I never realised just how important they were in my daily life when I was younger. Now, looking back, from a very young age, beliefs have played a massive role on how I behave, the decisions I make, the options I choose.

For anyone who isn’t feeling it…remember to when you were 5 or 6…if you are like me, you believed in Santa Claus…and the week leading up to Christmas, boy did my behaviour change!

I saw the fantastic article earlier this week, originally posted back in February this year. Written by Dr Raymond Comeau.

“As long as you believe something, your brain operates on automatic pilot, filtering any input from the environment and searching for references to validate your belief, regardless of what is it.” – Anthony Robbins

Our beliefs are sacred. Some people will accept to die for their beliefs; others will ruin their own life and the life of others for their beliefs. Wars are started for beliefs. Religions are about beliefs. Beliefs hold communities together.
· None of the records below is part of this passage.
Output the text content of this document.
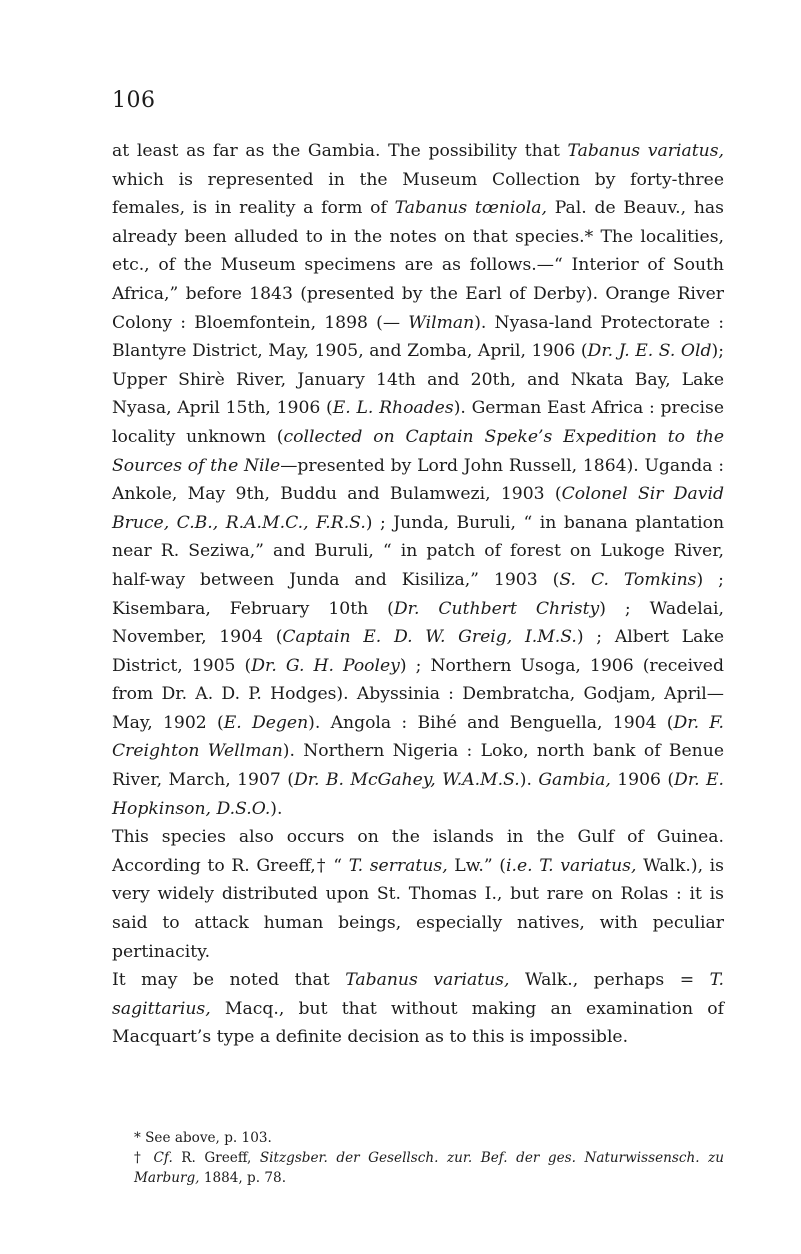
106

at least as far as the Gambia. The possibility that Tabanus variatus, which is represented in the Museum Collection by forty-three females, is in reality a form of Tabanus tœniola, Pal. de Beauv., has already been alluded to in the notes on that species.* The localities, etc., of the Museum specimens are as follows.—“ Interior of South Africa,” before 1843 (presented by the Earl of Derby). Orange River Colony : Bloemfontein, 1898 (— Wilman). Nyasa-land Protectorate : Blantyre District, May, 1905, and Zomba, April, 1906 (Dr. J. E. S. Old); Upper Shirè River, January 14th and 20th, and Nkata Bay, Lake Nyasa, April 15th, 1906 (E. L. Rhoades). German East Africa : precise locality unknown (collected on Captain Speke’s Expedition to the Sources of the Nile—presented by Lord John Russell, 1864). Uganda : Ankole, May 9th, Buddu and Bulamwezi, 1903 (Colonel Sir David Bruce, C.B., R.A.M.C., F.R.S.) ; Junda, Buruli, “ in banana plantation near R. Seziwa,” and Buruli, “ in patch of forest on Lukoge River, half-way between Junda and Kisiliza,” 1903 (S. C. Tomkins) ; Kisembara, February 10th (Dr. Cuthbert Christy) ; Wadelai, November, 1904 (Captain E. D. W. Greig, I.M.S.) ; Albert Lake District, 1905 (Dr. G. H. Pooley) ; Northern Usoga, 1906 (received from Dr. A. D. P. Hodges). Abyssinia : Dembratcha, Godjam, April—May, 1902 (E. Degen). Angola : Bihé and Benguella, 1904 (Dr. F. Creighton Wellman). Northern Nigeria : Loko, north bank of Benue River, March, 1907 (Dr. B. McGahey, W.A.M.S.). Gambia, 1906 (Dr. E. Hopkinson, D.S.O.).

This species also occurs on the islands in the Gulf of Guinea. According to R. Greeff,† “ T. serratus, Lw.” (i.e. T. variatus, Walk.), is very widely distributed upon St. Thomas I., but rare on Rolas : it is said to attack human beings, especially natives, with peculiar pertinacity.

It may be noted that Tabanus variatus, Walk., perhaps = T. sagittarius, Macq., but that without making an examination of Macquart’s type a definite decision as to this is impossible.

* See above, p. 103.

† Cf. R. Greeff, Sitzgsber. der Gesellsch. zur. Bef. der ges. Naturwissensch. zu Marburg, 1884, p. 78.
People are loved for their beliefs. Others are hated for the same reason. Yet, for all its importance, most people have never taken the time to find out what a belief truly is.

First let us say that there are three levels of beliefs and that each of them has different levels of emotional certainty and intensity. We have: opinions, beliefs, and convictions. Opinions being rather fragile and easily changed while convictions are cast in stone.

It does not matter what level of conviction a belief holds, it’s definition is always the same. A belief is nothing, but a notion supported by evidences. This is so important that it bears repeating. A belief is nothing, but a notion supported by evidences.

We tend to believe that our beliefs are some kind of universal truth; something that is manifestly evident and that cannot be disputed. No so. Even our most fundamental beliefs are nothing but notions that are supported by evidences.

The more evidences that we have regarding a particular belief and the more emotionally charged those evidences are, the stronger the belief gets to be.

Anyone doubting the veracity of this definition of beliefs only has to consider for a moment some of the beliefs that are held by people in other religions. Some of those beliefs seem to be so odd to us that we are inclined to think that only ignorant and uneducated people could give credence to such outlandish notions.

That is far from being the case. Highly intelligent and educated people have beliefs that we can only consider to be absurd. That is the nature of beliefs, notions supported by evidences.

Now, the importance of understanding the nature of beliefs lies in the fact that if we personally have beliefs that are disempowering, it is possible for us to radically change those beliefs and replace them with beliefs that are empowering.

Let us say that a person believed that because he or she was born in the wrong side of town he or she had no chance of succeeding in life. That would be a very limiting belief and changing that belief could positively transform a whole life.

A belief is a notion that is supported by evidences. So, all that is needed to change that belief is to find enough evidences to support an opposing belief and a new reality is created. If that person finds enough evidences to support the notion that wherever a person is born matters little in the chance of succeeding in life, the disempowering belief will be replaced with a new and inspiring new belief.

We used to believe that the Earth was flat and that the sun revolved around our little Planet. Highly intelligent people used to believe that. The references were changed, so was the belief.

Understanding the nature and the anatomy of beliefs may be one of the most important contributions that the science and art of self-improvement has given us. Let us use it wisely and judiciously. Our whole future depends on it.

For me…that is interesting and something worth thinking about.